Here are the advantages of this material:
- low cost;
- durability (provided that it is not exposed to direct sunlight);
- elasticity (this property is actively used for additional insulation of the foundation, which we will talk about a little later);
- excellent thermal insulation properties;
- additional sound insulation;
- low moisture permeability (extruded is completely impermeable to moisture).
In a word, there are enough advantages. Some people are afraid of polystyrene foam because of its flammability, but when a topcoat is applied to the insulation, it will protect against the spread of fire.
All methods of fastening this insulation
- The first, and perhaps the most used option is the use of a special adhesive bitumen-polymer mastic. A typical example is the well-known one. Mastics, as a rule, are sold ready-made. All that remains is to apply it in separate dots on the surface of the penoplex slab. Then press it firmly against the wall and wait a while.
- The next method is the use of dry cement-based mixtures. Ceresit products are in particular demand. For example, a brand of dry glue, Ceresit ST-85, is very popular among builders. This is the perfect combination of price and quality. The mixture, diluted with water and thoroughly mixed with a mixer, is applied to the entire surface of the insulation with a notched trowel and attached to the walls.

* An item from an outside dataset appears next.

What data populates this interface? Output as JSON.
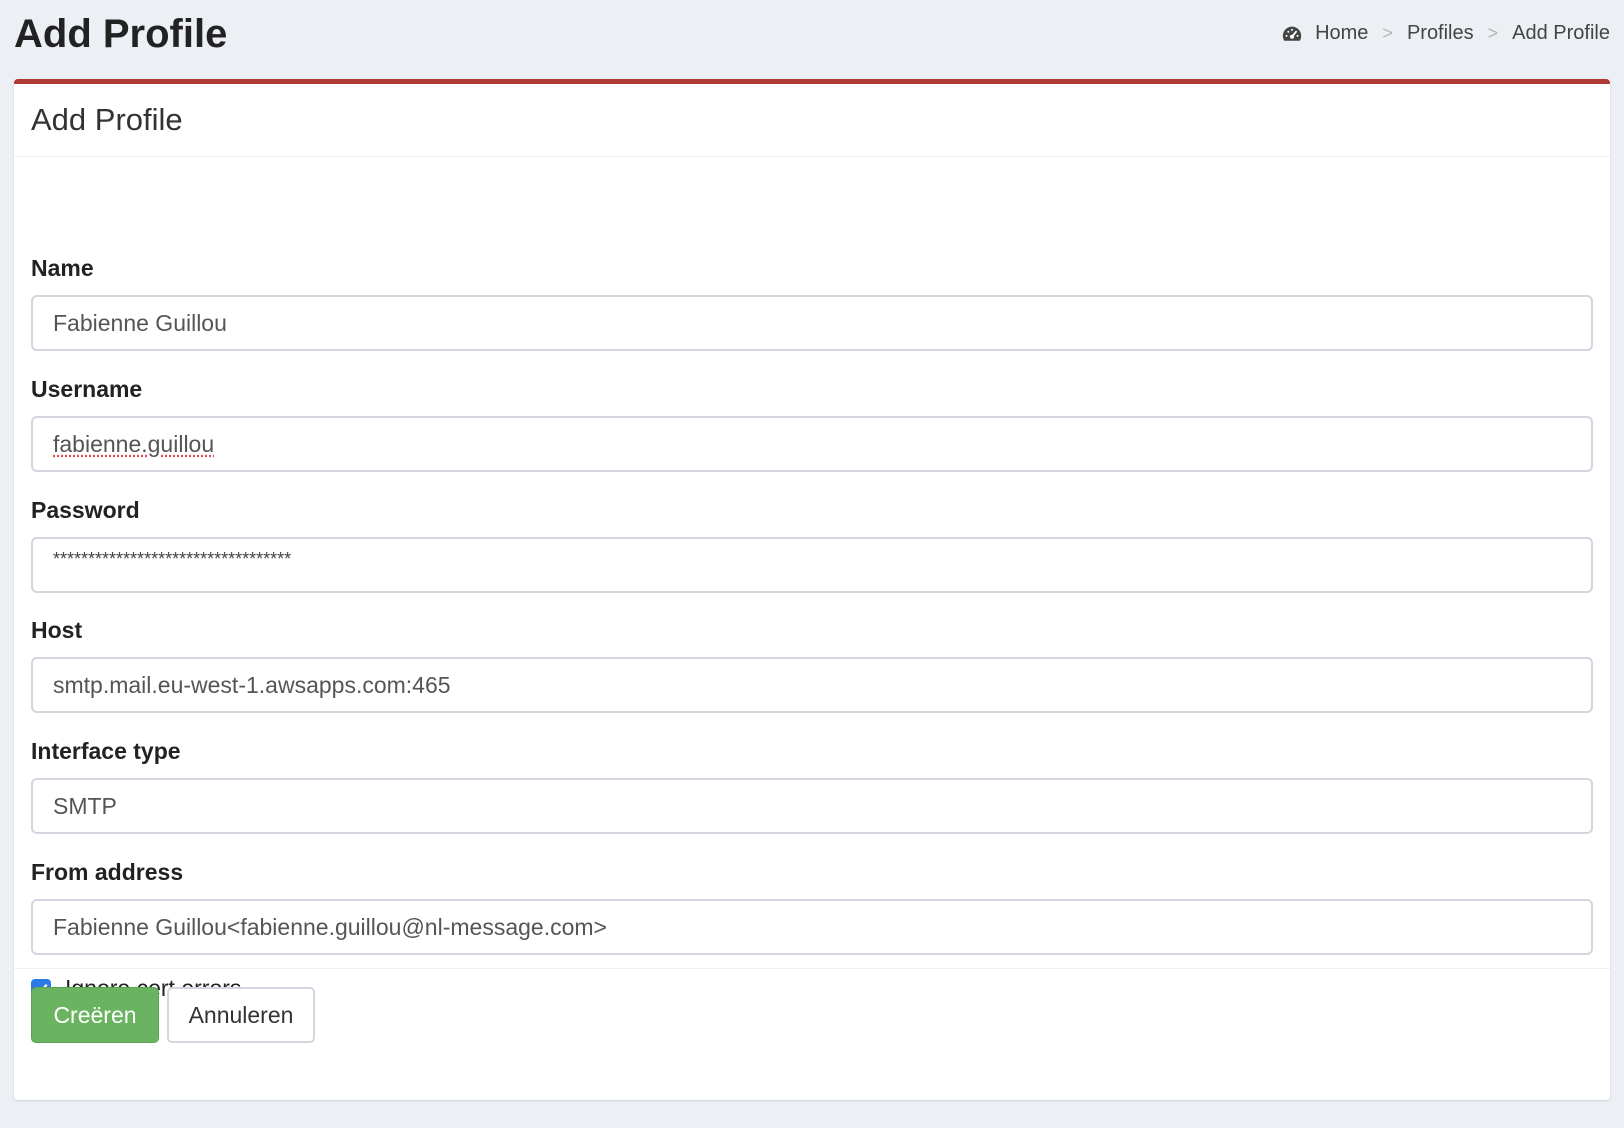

- Adhesive foam is also a fairly common fastener for penoplex. It comes in the form of cylinders, like regular polyurethane foam. The method of application is simple: screw the can into a gun, apply it to an EPS sheet, apply it to the wall and wait 5-10 minutes. This method is most often used for gypsum and plastic surfaces.
- Installation of polystyrene foam with disc-shaped dowels is usually done on concrete and brick. Here a special fungus is used to attach the insulation. It is also called an umbrella. 5 such umbrellas (4 at the edges and 1 in the center) are quite enough to securely fix the foam sheet to the wall. To work, you will need a hammer drill, a drill of the appropriate diameter and length, and a hammer.
- Another option for fixing penoplex to the wall is to use liquid nails. It is used less often than others and is quite expensive. Typically, liquid nails are used when working on small areas, for example, when insulating a balcony or loggia. There is no need to talk about insulating the house from the outside. The price will be exorbitant.
Quite often a mixed method of attaching penoplex to walls is used. The umbrella dowel is combined with bitumen mastic, dry mixture or foam. The result is excellent. Reliability and durability of installation work is guaranteed for many years.